Monte Roraima (e mais) do lado venezuelano

Felipe Mortara / SANTA ELENA DE UAIRÉN , O Estado de S.Paulo

02 Setembro 2014 | 02h07

Sempre quis conhecer Cuba com Fidel Castro vivo e a Venezuela com Hugo Chávez na ativa. Como a primeira opção ainda é viável, tive que aceitar a impossibilidade da segunda, porém não desisti. E, confesso, jamais achei que a conheceria entrando por terra. Duas horas de carro por uma bem cuidada estrada, a BR-174, separam Boa Vista e Santa Elena de Uairén.

Diferentemente de muitas outras da América Latina, a fronteira não é tensa. Um RG em bom estado é suficiente. Outra dica: se estiver com notebooks ou filmadoras, leve junto as notas fiscais. Como não existe declaração de bens no momento da saída, é comum a fiscalização da Receita Federal brasileira implicar na hora do retorno.

Logo de cara você verá homens com coletes alaranjados oferecendo câmbio (informal, claro). Muitos roraimenses aproveitam a falta de impostos para comprar de bebidas a eletrônicos nas lojas de Santa Elena. Dá vontade de virar muambeiro. Mas talvez a gasolina (um tanque cheio sai por cerca de R$ 30) seja o principal alvo.

Voltemos à viagem. A cada quilômetro dentro da Venezuela, tem-se a impressão de que o lavrado vai mudando de fisionomia, com colinas cada vez mais arredondadas e grama cada vez mais baixa. Parece a terra dos Teletubbies. É a chamada Gran Sabana. Devo dar o braço a torcer: os buritizais e os tepuis (as formações rochosas com formato de mesa) do vizinho são mais bonitos que os nossos.

Joia multinacional. O bioma da savana se estende por 68 mil quilômetros entre o Brasil, a Guiana e a Venezuela, mas é no Parque Nacional Canaima que ficam duas das suas principais atrações naturais, o Salto Ángel, maior cachoeira do mundo, com 979 metros, e o Monte Roraima, mística elevação de topo achatado a 2.739 metros de altitude, exatamente sobre a tríplice fronteira.

A base para as visitas é Santa Elena de Uairén. De lá partem as expedições rumo ao Monte Roraima, que tem 85% de sua superfície na Venezuela. No percurso de seis a oito dias de caminhada, os viajantes encontram raras espécies de plantas e pássaros endêmicos, além de surreais formações no alto da montanha, que inspiraram livros, como O Mundo Perdido, de Arthur Conan Doyle, e filmes como Up - Altas Aventuras. A brasileira Roraima Adventures (roraima-brasil.com.br) oferece pacotes desde R$ 1.860.

Para ficar cara a cara com a cachoeira há duas maneiras, ambas com emoção. A primeira é por baixo, numa caminhada de três dias e duas noites, com pernoite em redes, a partir de 19 mil bolívares (R$ 700). A outra é avistar o Salto Ángel por cima, em um sobrevoo em monomotor. Mas o preço é salgado: 800 (R$ 2.400) por pessoa. Ambas na Backpacker Tours (backpacker-tours.com).

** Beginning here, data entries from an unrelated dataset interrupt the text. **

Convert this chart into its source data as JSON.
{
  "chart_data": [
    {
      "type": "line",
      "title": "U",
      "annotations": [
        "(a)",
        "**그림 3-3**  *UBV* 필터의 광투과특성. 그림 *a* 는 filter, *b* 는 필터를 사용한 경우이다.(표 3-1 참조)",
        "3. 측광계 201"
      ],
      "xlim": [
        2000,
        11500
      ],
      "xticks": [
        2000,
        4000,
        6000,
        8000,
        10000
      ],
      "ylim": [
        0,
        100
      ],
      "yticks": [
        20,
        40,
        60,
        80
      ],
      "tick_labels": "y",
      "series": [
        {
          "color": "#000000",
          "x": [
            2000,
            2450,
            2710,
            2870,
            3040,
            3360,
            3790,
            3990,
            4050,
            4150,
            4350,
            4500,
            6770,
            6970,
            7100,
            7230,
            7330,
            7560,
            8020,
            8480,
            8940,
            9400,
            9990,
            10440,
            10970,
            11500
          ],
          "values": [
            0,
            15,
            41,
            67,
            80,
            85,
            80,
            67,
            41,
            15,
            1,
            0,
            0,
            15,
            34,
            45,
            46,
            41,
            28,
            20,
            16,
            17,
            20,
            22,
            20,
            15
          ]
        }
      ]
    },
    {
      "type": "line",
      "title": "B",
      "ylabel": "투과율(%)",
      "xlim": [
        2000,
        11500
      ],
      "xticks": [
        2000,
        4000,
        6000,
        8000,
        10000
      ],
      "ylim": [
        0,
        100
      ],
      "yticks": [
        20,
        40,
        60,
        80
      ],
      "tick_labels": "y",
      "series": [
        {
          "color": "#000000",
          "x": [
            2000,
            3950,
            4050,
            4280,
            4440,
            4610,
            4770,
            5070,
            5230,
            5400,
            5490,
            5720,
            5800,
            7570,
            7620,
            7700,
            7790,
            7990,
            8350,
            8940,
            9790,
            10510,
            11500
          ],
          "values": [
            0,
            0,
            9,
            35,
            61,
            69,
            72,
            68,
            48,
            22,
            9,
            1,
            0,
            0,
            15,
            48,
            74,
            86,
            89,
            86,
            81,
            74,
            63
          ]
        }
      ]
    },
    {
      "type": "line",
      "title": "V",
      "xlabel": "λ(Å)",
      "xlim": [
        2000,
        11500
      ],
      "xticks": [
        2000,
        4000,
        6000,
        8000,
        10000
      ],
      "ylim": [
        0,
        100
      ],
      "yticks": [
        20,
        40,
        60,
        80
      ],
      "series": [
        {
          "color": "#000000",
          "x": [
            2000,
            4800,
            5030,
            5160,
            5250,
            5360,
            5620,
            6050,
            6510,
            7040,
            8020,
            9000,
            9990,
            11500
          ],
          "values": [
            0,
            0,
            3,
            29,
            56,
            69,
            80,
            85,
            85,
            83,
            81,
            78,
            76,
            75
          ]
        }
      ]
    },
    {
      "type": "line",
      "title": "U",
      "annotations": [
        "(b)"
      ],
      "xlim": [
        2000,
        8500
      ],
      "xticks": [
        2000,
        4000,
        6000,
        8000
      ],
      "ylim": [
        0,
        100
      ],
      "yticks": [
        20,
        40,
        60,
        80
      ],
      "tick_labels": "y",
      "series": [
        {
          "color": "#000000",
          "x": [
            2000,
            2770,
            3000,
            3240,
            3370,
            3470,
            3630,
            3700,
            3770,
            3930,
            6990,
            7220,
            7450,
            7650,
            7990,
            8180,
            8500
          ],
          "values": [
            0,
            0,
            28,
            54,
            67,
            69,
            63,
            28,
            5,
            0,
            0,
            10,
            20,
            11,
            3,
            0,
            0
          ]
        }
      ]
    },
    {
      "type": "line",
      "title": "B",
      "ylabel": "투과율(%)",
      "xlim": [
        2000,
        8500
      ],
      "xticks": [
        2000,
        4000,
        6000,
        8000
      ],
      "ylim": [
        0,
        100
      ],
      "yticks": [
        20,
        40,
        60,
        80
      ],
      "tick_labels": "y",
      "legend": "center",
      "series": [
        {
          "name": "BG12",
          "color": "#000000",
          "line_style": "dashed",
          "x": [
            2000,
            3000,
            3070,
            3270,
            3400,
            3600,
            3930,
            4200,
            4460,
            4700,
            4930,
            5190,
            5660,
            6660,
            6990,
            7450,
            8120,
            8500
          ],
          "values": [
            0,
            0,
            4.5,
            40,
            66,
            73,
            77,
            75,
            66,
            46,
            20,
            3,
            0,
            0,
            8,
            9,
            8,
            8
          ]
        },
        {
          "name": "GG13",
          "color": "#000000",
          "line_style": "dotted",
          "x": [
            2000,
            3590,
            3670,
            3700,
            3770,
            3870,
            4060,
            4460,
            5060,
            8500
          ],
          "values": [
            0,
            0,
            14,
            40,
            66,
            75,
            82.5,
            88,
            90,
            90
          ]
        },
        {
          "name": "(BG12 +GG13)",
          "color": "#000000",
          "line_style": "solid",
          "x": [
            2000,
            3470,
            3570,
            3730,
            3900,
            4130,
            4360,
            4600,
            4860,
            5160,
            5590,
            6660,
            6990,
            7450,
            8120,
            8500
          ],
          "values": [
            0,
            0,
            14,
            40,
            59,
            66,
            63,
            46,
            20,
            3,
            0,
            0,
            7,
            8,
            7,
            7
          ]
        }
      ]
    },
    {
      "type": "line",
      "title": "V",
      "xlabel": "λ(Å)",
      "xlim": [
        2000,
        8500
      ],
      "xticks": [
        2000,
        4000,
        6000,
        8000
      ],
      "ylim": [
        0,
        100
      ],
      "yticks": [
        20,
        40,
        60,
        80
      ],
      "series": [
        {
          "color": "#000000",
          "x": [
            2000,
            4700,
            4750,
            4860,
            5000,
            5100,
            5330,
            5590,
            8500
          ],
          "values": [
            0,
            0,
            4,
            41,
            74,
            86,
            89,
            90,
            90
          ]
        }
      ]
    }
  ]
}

Entretanto, a chamada Gran Sabana reúne mais de 800 cachoeiras. Mas fique atento, só é permitido ultrapassar o perímetro de 100 quilômetros de Santa Elena de Uairén com um guia venezuelano credenciado, como os da Ruta Salvaje (rutasalvaje.com). Assim como a Roraima Adventures, a agência local oferece passeios de um ou dois dias dentro da área do parque. Cada diária custa na faixa dos R$ 350, com transporte e guia.

No roteiro fora do perímetro, pontos icônicos como o mirante Jurassic Park, onde Steven Spielberg filmou algumas cenas do longa. Não deixe de tomar banho na Cachoeira de Jaspe, com seu piso de jaspe, pedra vermelha que dá à energética cachoeira um ar surreal. No Mirante de Água Fria, uma panorâmica memorável e, na cachoeira Aponwao, o volume colossal de água vão deixá-lo de queixo caído. Se sobrar disposição, desça de rafting o Rio Yuruani. / F.M.